In the instant matter, defendants have failed to show how disclosure of the informants’ identities will be essential to their defense. See United States v. Flaharty, 295 F.3d 182, 202 (2d Cir. 2002) (“speculation that disclosure of the informant’s identity will be of assistance is not sufficient to meet the defendant’s burden”). Nor have any of the arguments advanced by defendants demonstrated the materiality of the informants’ identities to their defense.

Third, one thing that allegedly enhances the credibility of an informant in an appellate court’s eyes is the informant’s personal risk if the information proves false. Remember the case law references to the informant’s “admissions against penal interest” tending to show that the informant should be believed? Illinois v. Gates, 462 U.S. 213, 268 n.20 (1983):

The “veracity” prong is satisfied by a recitation in the affidavit that the informant previously supplied accurate information to the police, see McCray v. Illinois, 386 U.S. 300, 303-304 (1967), or by proof that the informant gave his information against his penal interest, see United States v. Harris, 403 U.S. 573, 583-584 (1971) (plurality opinion). The “basis of knowledge” prong is satisfied by a statement from the informant that he personally observed the criminal activity, or, if he came by the information indirectly, by a satisfactory explanation of why his sources were reliable, or, in the absence of a statement detailing the manner in which the information was gathered, by a description of the accused’s criminal activity in sufficient detail that the magistrate may infer that the informant is relying on something more substantial than casual rumor or an individual’s general reputation. Spinelli v. United States, 393 U.S., at 416.
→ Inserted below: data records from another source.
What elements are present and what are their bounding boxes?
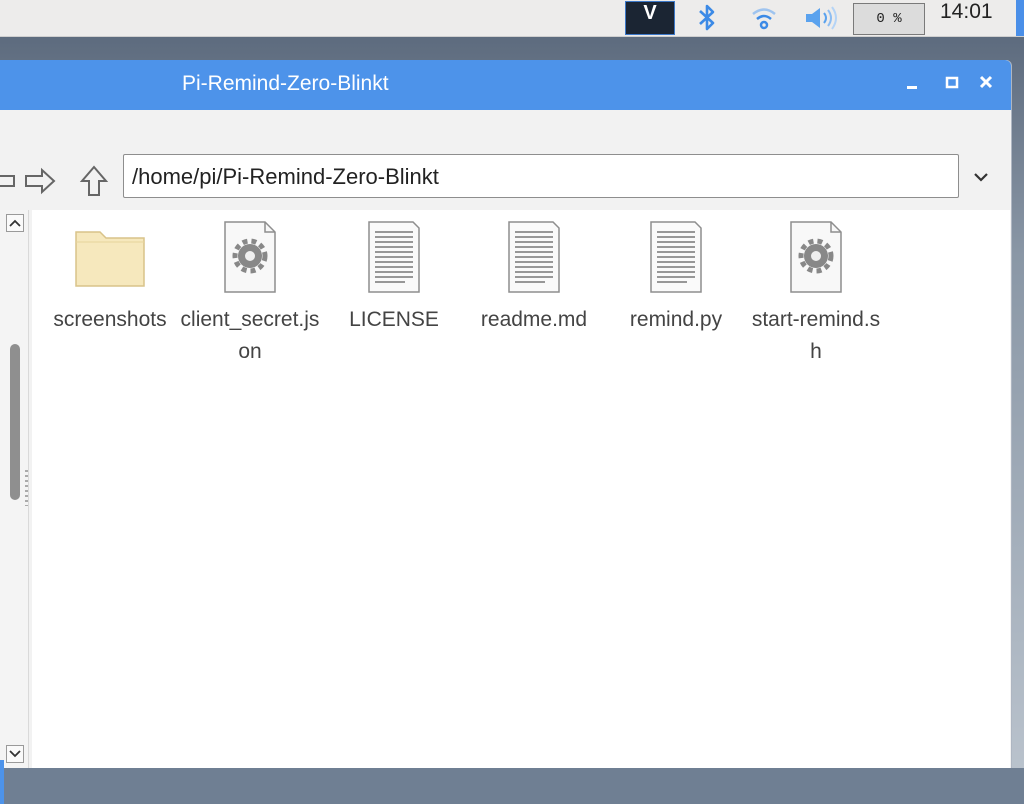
vnc-icon: V bbox=[625, 1, 675, 35]
path-history-button[interactable] bbox=[966, 160, 996, 194]
scrollbar-thumb[interactable] bbox=[10, 344, 20, 500]
file-name: LICENSE bbox=[349, 308, 439, 331]
volume-tray[interactable] bbox=[800, 0, 842, 36]
back-arrow-icon bbox=[0, 175, 15, 187]
close-button[interactable] bbox=[972, 72, 1000, 98]
gear-file-icon bbox=[224, 221, 276, 293]
side-pane bbox=[0, 210, 29, 804]
file-name: remind.py bbox=[629, 308, 723, 331]
folder-icon bbox=[75, 231, 145, 287]
side-pane-selection bbox=[0, 760, 4, 804]
vnc-tray[interactable]: V bbox=[624, 0, 676, 36]
vnc-icon-letter: V bbox=[643, 2, 657, 24]
file-name: client_secret.json bbox=[180, 308, 320, 363]
close-icon bbox=[979, 75, 993, 89]
path-input[interactable]: /home/pi/Pi-Remind-Zero-Blinkt bbox=[123, 154, 959, 198]
file-name: start-remind.sh bbox=[751, 308, 881, 363]
cpu-monitor[interactable]: 0 % bbox=[852, 0, 926, 36]
scroll-down-button[interactable] bbox=[6, 745, 24, 763]
file-item[interactable]: screenshots bbox=[40, 218, 180, 336]
text-file-icon bbox=[368, 221, 420, 293]
file-item[interactable]: client_secret.json bbox=[180, 218, 320, 368]
text-file-icon bbox=[508, 221, 560, 293]
gear-file-icon bbox=[790, 221, 842, 293]
file-name: screenshots bbox=[53, 308, 167, 331]
toolbar: /home/pi/Pi-Remind-Zero-Blinkt bbox=[0, 154, 1011, 210]
file-item[interactable]: remind.py bbox=[606, 218, 746, 336]
forward-button[interactable] bbox=[20, 162, 60, 200]
file-item[interactable]: start-remind.sh bbox=[746, 218, 886, 368]
scroll-up-button[interactable] bbox=[6, 214, 24, 232]
file-item[interactable]: LICENSE bbox=[324, 218, 464, 336]
minimize-button[interactable] bbox=[898, 72, 926, 98]
file-view[interactable]: screenshots client_secret.json LICENSE r… bbox=[32, 210, 1010, 768]
window-title: Pi-Remind-Zero-Blinkt bbox=[182, 72, 389, 95]
text-file-icon bbox=[650, 221, 702, 293]
up-arrow-icon bbox=[79, 165, 109, 196]
chevron-down-small-icon bbox=[9, 750, 21, 758]
panel-edge bbox=[1016, 0, 1024, 36]
chevron-down-icon bbox=[974, 173, 988, 182]
minimize-icon bbox=[907, 86, 917, 89]
forward-arrow-icon bbox=[25, 167, 56, 195]
wifi-icon bbox=[752, 8, 776, 30]
volume-icon bbox=[806, 6, 837, 30]
top-panel: V 0 % 14:01 bbox=[0, 0, 1024, 37]
maximize-icon bbox=[945, 76, 959, 89]
titlebar[interactable]: Pi-Remind-Zero-Blinkt bbox=[0, 60, 1011, 110]
file-name: readme.md bbox=[480, 308, 588, 331]
bluetooth-tray[interactable] bbox=[690, 0, 724, 36]
file-item[interactable]: readme.md bbox=[464, 218, 604, 336]
maximize-button[interactable] bbox=[938, 72, 966, 98]
file-manager-window: Pi-Remind-Zero-Blinkt /home/pi/Pi-Remind… bbox=[0, 60, 1012, 804]
chevron-up-icon bbox=[9, 219, 21, 227]
pane-resize-handle[interactable] bbox=[25, 470, 28, 506]
clock[interactable]: 14:01 bbox=[932, 0, 1016, 36]
back-button[interactable] bbox=[0, 162, 20, 200]
bluetooth-icon bbox=[699, 4, 715, 31]
cpu-usage-text: 0 % bbox=[853, 3, 925, 35]
up-button[interactable] bbox=[74, 162, 114, 200]
wifi-tray[interactable] bbox=[744, 0, 784, 36]
menu-bar bbox=[0, 110, 1011, 154]
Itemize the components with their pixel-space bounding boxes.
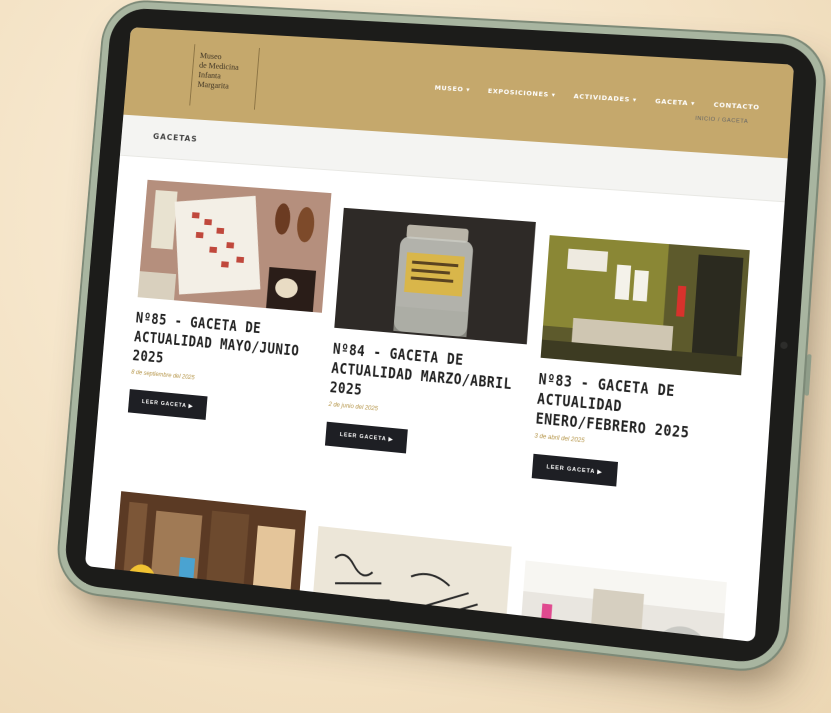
gaceta-card [309, 526, 512, 642]
scene: Museo de Medicina Infanta Margarita MUSE… [0, 0, 831, 713]
gaceta-grid: Nº85 - GACETA DE ACTUALIDAD MAYO/JUNIO 2… [126, 180, 752, 498]
read-gaceta-button[interactable]: LEER GACETA ▶ [128, 389, 208, 420]
card-image[interactable] [540, 235, 749, 375]
gaceta-card: Nº84 - GACETA DE ACTUALIDAD MARZO/ABRIL … [324, 208, 536, 477]
museum-logo[interactable]: Museo de Medicina Infanta Margarita [189, 44, 260, 110]
gaceta-card: Nº85 - GACETA DE ACTUALIDAD MAYO/JUNIO 2… [126, 180, 332, 456]
camera-icon [780, 341, 788, 349]
card-image[interactable] [112, 491, 306, 620]
nav-item-museo[interactable]: MUSEO ▾ [434, 84, 470, 94]
card-image[interactable] [138, 180, 332, 313]
card-image[interactable] [335, 208, 537, 345]
tablet-device: Museo de Medicina Infanta Margarita MUSE… [63, 7, 819, 666]
main-nav: MUSEO ▾ EXPOSICIONES ▾ ACTIVIDADES ▾ GAC… [434, 84, 760, 112]
card-image[interactable] [517, 560, 727, 642]
nav-item-contacto[interactable]: CONTACTO [713, 101, 760, 112]
read-gaceta-button[interactable]: LEER GACETA ▶ [325, 422, 408, 454]
page-title: GACETAS [153, 132, 198, 144]
gaceta-grid-row-2 [110, 491, 729, 642]
gaceta-card: Nº83 - GACETA DE ACTUALIDAD ENERO/FEBRER… [531, 235, 749, 498]
logo-line: Margarita [197, 79, 250, 92]
tablet-screen: Museo de Medicina Infanta Margarita MUSE… [85, 27, 794, 642]
read-gaceta-button[interactable]: LEER GACETA ▶ [531, 454, 617, 487]
nav-item-gaceta[interactable]: GACETA ▾ [655, 97, 695, 107]
nav-item-exposiciones[interactable]: EXPOSICIONES ▾ [488, 87, 556, 99]
gaceta-card [517, 560, 727, 642]
nav-item-actividades[interactable]: ACTIVIDADES ▾ [573, 92, 637, 104]
gaceta-card [110, 491, 306, 642]
card-image[interactable] [310, 526, 512, 642]
tablet-side-button [805, 354, 812, 396]
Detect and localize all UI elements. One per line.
This informant’s purported basis of knowledge was apparently seeing a drug deal that never happened. Seeing a drug deal is not against penal interest, unless the informant is the buyer of the drugs working outside the auspices of his police handlers. At any rate, can the NYPD not self-servingly use this prosecution to show that they are tough on lying informants? If so, how do they prove that informant’s generally know it? Have a “CI’s warning” akin to a Miranda warning that lying informants are prosecuted? That proves too much. Its mere existence would mean that the lack of further prosecution was caused by deterring informants. And how do they prove that informants were actually told other than the officers’ word?